Back to List Archive

Large Merge Consuming too many resources

From: Tac <tac(at)>
Date: Mon Aug 30 2004 - 11:17:04 GMT
We've been running the indexing process on our production server (because
it's fast, same box as the database, etc.), but at times it consumes so many
resources it can bring our site temporarily down.  I'm trying to figure out
a way to let other processes have some time slices.  Two questions:
(1) Does swish-e index a record coming in via -S prog as it gets the record,
or does it wait until all records have been retrieved?  If it indexes at as
it gets it, I can add a sleep() command every few thousand records.
(2) The major problem is not during the individual collection indexing, but
during the 150+ index merge.  (Merging them all into 1 makes searches
against all the collections MUCH faster).  I don't think the bottleneck is
CPU, I think it's disk access, or maybe something else (file handles?).
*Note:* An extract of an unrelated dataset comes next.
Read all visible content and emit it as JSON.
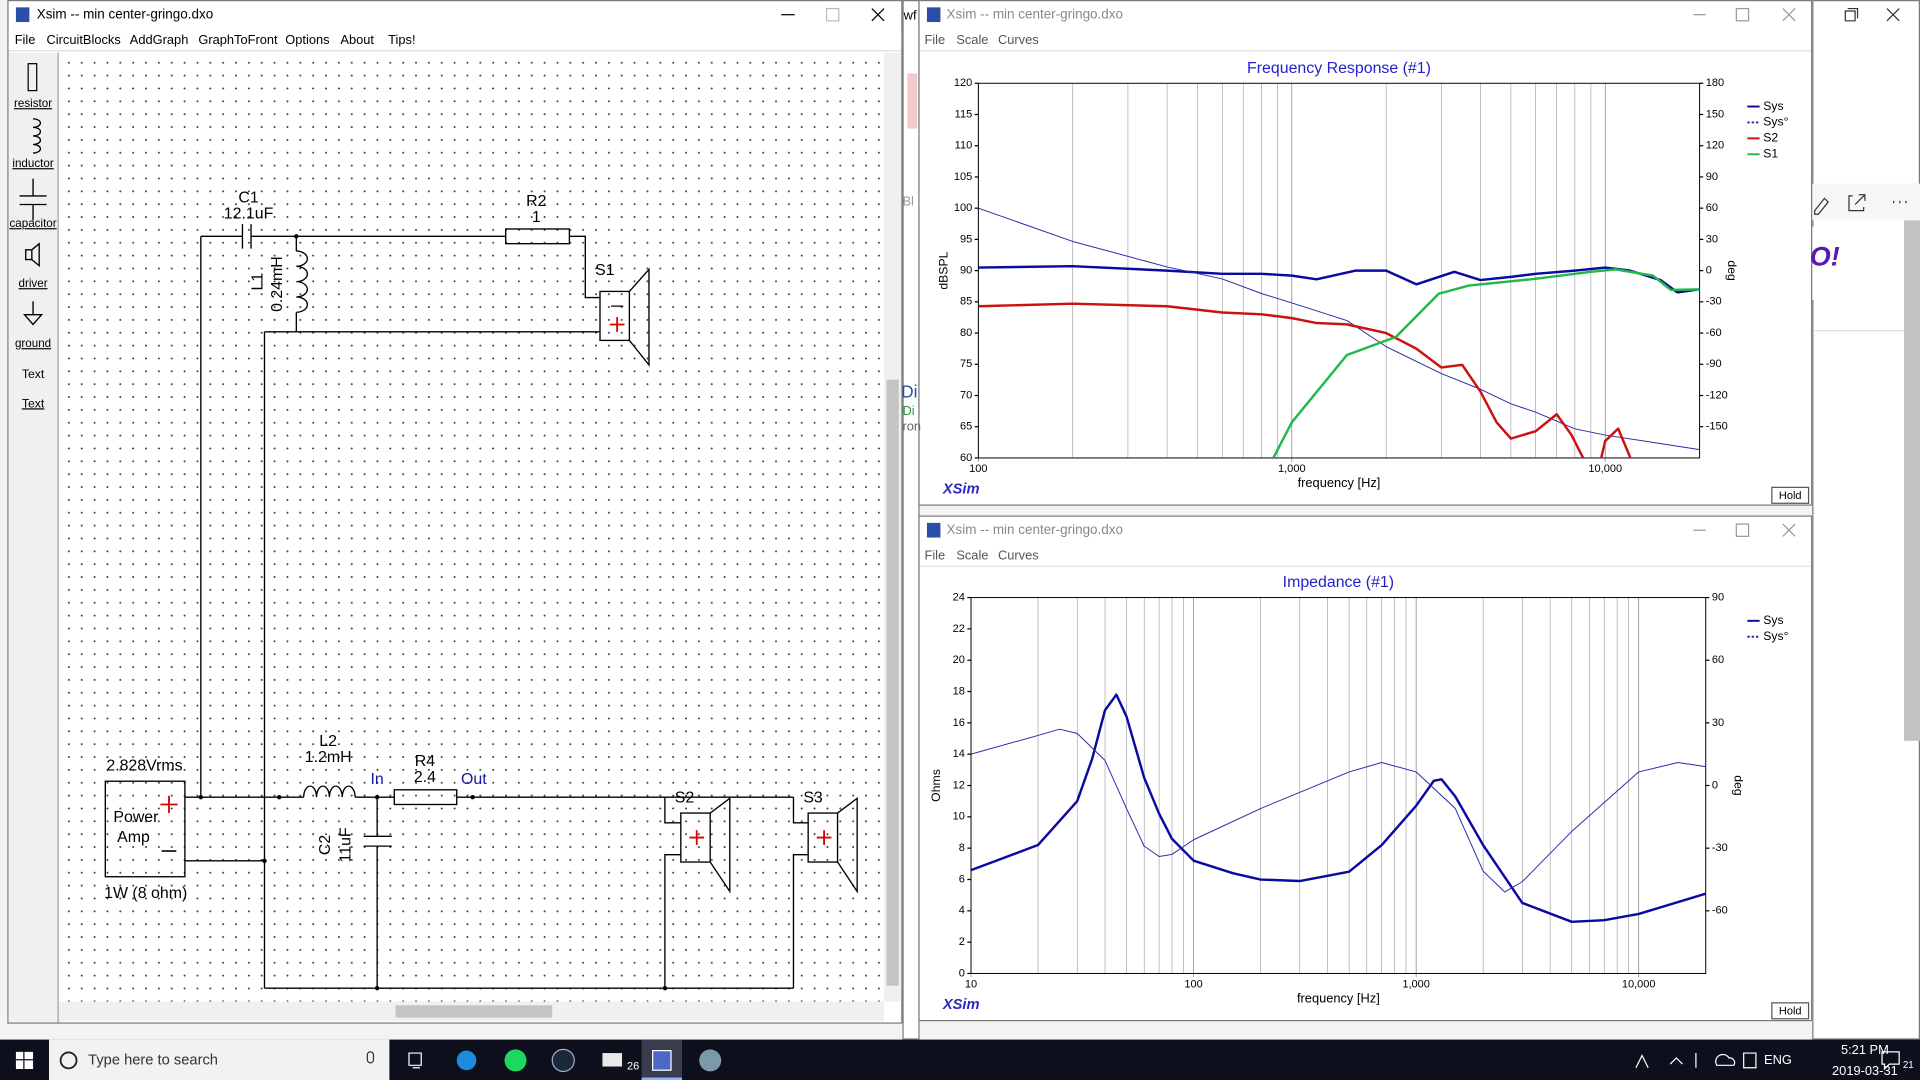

But
it's so intensive that even the MySQL box on that same quad-processor
machine locks up threads, unable to process any queries.   Any ideas for how
to get around this?  We're looking at moving the indexing to another  box,
but that requires getting the data from across the network, indexing and
merging, then ftp'ing the indices back, which seems like a lot of work.  If
there's a way to not have swish-e consume all the resources it'd be much
easier to keep it where it is.

Due to deletion of content types excluded from this list by policy,
this multipart message was reduced to a single part, and from there
to a plain text message.
Received on Mon Aug 30 04:17:34 2004